The etiology of PAL is unclear. Previously, it was supposed that the occurrence of PAI in such cases is the result of infiltration and destruction of the adrenal glands by lymphoid cells (10). But, Ellis and Read suggested that the human adrenal glands did not have lymphoid tissue. They subsequently concluded that the follicle center cell origin of PAL is suggestive of its development on a background of prior autoimmune adrenalitis, which is consistent with PAI in such patients (13). In this regard, Dutta et al., reported no correlation between adrenal insufficiency and the size of the tumor (14). Furthermore, it is proposed that Epstein-Barr virus infection, immune dysfunction, and mutations in the p53 and c-kit genes are also involved in the pathogenesis of PAL (8, 10, 15). However, most patients with PAL are asymptomatic until late in its course and lymphomatous involvement of the adrenals is usually discovered in postmortem examination (7). Therefore, it is recommended that all patients with bilateral adrenal lesions should be evaluated for adrenocortical hypo- and hyperfunction (10).

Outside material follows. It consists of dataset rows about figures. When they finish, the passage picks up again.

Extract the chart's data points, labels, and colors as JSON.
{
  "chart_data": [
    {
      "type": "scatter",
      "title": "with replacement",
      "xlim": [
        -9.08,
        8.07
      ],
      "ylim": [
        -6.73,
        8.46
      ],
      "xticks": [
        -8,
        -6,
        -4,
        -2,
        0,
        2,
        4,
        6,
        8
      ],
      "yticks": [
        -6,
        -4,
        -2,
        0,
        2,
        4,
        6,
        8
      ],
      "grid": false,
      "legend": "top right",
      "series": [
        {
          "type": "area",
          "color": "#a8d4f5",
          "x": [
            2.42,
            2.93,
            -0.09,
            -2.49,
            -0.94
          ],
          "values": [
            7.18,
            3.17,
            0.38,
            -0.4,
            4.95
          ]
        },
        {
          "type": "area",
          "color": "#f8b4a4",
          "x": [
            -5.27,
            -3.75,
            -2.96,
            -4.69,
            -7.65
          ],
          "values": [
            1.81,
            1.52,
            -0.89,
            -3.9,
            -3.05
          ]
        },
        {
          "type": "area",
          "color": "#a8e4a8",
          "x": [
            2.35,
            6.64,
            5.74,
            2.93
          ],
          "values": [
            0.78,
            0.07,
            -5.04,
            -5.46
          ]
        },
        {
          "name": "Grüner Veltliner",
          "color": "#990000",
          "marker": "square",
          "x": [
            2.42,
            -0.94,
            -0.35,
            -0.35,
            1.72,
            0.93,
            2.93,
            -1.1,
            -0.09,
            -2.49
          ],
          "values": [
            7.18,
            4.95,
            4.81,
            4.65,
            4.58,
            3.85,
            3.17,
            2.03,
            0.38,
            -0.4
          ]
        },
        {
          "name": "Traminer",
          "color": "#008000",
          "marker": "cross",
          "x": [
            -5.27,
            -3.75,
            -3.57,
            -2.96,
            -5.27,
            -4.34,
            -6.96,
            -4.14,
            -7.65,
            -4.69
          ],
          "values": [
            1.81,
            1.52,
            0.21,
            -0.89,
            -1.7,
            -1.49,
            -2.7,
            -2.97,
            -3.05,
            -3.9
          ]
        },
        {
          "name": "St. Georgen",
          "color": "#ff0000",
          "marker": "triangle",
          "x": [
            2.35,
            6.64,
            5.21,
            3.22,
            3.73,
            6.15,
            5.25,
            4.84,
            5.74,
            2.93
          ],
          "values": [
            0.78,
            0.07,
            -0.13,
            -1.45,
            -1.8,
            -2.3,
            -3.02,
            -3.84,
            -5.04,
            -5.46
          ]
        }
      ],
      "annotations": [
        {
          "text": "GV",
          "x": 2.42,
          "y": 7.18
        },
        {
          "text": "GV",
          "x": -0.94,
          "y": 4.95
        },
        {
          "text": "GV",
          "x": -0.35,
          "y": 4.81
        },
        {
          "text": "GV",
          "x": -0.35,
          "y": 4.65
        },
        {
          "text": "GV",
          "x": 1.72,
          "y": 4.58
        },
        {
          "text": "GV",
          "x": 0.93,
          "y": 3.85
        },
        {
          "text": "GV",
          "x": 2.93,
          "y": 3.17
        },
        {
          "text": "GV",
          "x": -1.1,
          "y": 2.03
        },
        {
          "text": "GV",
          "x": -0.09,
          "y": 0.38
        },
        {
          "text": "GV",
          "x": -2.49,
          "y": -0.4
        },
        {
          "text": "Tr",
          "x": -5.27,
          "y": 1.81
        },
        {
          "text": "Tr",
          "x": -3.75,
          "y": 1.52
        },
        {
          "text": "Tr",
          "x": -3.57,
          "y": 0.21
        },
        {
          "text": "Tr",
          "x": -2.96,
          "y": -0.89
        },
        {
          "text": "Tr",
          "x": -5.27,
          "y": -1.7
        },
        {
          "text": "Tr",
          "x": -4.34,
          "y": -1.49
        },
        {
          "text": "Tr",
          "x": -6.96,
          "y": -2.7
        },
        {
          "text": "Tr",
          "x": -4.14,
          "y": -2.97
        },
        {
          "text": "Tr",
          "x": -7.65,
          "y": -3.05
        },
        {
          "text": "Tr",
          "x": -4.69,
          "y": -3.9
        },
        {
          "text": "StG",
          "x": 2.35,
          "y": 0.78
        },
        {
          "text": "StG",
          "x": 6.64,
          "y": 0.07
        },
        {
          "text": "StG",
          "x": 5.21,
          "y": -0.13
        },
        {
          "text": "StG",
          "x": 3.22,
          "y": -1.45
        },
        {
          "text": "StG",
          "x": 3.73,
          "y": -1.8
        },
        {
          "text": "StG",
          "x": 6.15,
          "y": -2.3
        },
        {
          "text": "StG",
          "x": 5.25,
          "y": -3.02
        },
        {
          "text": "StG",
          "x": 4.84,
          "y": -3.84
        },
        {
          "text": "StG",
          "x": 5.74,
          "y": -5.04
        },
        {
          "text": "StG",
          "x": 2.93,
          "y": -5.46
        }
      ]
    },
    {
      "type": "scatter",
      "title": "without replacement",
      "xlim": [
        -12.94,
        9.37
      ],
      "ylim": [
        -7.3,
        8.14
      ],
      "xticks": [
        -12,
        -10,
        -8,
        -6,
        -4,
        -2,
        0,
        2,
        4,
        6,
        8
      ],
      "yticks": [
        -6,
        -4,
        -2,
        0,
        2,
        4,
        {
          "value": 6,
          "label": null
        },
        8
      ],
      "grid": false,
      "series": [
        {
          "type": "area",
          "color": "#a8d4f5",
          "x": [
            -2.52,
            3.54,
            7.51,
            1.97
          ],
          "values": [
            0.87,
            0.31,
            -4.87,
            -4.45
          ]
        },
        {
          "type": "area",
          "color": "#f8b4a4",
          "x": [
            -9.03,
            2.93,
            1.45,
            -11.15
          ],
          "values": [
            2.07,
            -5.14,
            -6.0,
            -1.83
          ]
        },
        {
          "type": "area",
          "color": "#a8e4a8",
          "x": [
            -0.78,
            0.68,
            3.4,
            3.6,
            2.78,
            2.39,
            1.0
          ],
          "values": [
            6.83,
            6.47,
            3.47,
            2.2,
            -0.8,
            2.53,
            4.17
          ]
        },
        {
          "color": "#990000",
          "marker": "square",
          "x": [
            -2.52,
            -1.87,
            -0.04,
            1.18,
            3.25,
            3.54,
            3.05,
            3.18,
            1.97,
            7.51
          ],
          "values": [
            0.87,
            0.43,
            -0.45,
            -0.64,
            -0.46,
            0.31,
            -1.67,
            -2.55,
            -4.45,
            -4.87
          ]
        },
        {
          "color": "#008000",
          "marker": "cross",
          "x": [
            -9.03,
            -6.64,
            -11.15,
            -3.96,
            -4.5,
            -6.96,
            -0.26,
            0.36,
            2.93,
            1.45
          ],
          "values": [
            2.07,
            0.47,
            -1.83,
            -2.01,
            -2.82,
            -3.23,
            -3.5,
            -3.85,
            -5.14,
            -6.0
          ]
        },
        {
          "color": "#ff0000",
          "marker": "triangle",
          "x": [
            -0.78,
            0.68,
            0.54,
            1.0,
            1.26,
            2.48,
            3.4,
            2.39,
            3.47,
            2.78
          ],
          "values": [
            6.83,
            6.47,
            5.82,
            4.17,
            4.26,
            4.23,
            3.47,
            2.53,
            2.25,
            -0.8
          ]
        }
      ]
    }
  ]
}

Gamelin et al., suggested that adrenal insufficiency might be underdiagnosed in patients with non-Hodgkin lymphoma. They found adrenal failure in four of 127 patients with non-Hodgkin lymphoma with bilateral adrenal involvement (16). Moreover, involvement of other sites outside the adrenals is rare at presentation, but later in the course of the disease, there is a propensity for generalized involvement of multiple organs such as the liver, stomach, and central nervous system (6, 10, 17, 18).
Imaging study with non-enhanced and then contrast-enhanced CT scans are primarily used to characterize the tumor. Density on CT scan is variable, but high Hounsfield score, low percentage of contrast wash-out, and large size of the tumor indicate its malignant nature. Further evaluation by histology is required to confirm the diagnosis, for which percutaneous ultrasound or CT-guided, and/or surgical biopsy are recommended (2, 5). Subsequent immunohistochemical studies have important implications to manage and determine the tumor prognosis (10).
At present, chemotherapy is the first-line treatment of PAL (5, 19), but the role of radiotherapy is unclear (6, 10). Furthermore, some authors recommended using laparoscopic adrenalectomy as adjuvant to chemotherapy for large masses. More recently, autologous peripheral blood stem cell transplantation is considered as a possible therapeutic option, especially in young patients (10, 11, 20). In this regard, some authors reported encouraging results, but its use should be individualized and favorable responses are achieved mainly in early stages of the disease. However, due to inadequate data and limited follow-up period in most cases, definite conclusion about the optimal treatment modality is not possible.
Primary adrenal lymphoma is extremely rare and should be considered in the differential diagnosis of bilateral adrenal masses. Moreover, adrenal failure is a common complication in patients with bilateral lesions. Since the development of Addisonian crisis can contribute to the patient’s morbidity and mortality, immediate glucocorticoid replacement therapy is recommended when adrenal insufficiency is suspected.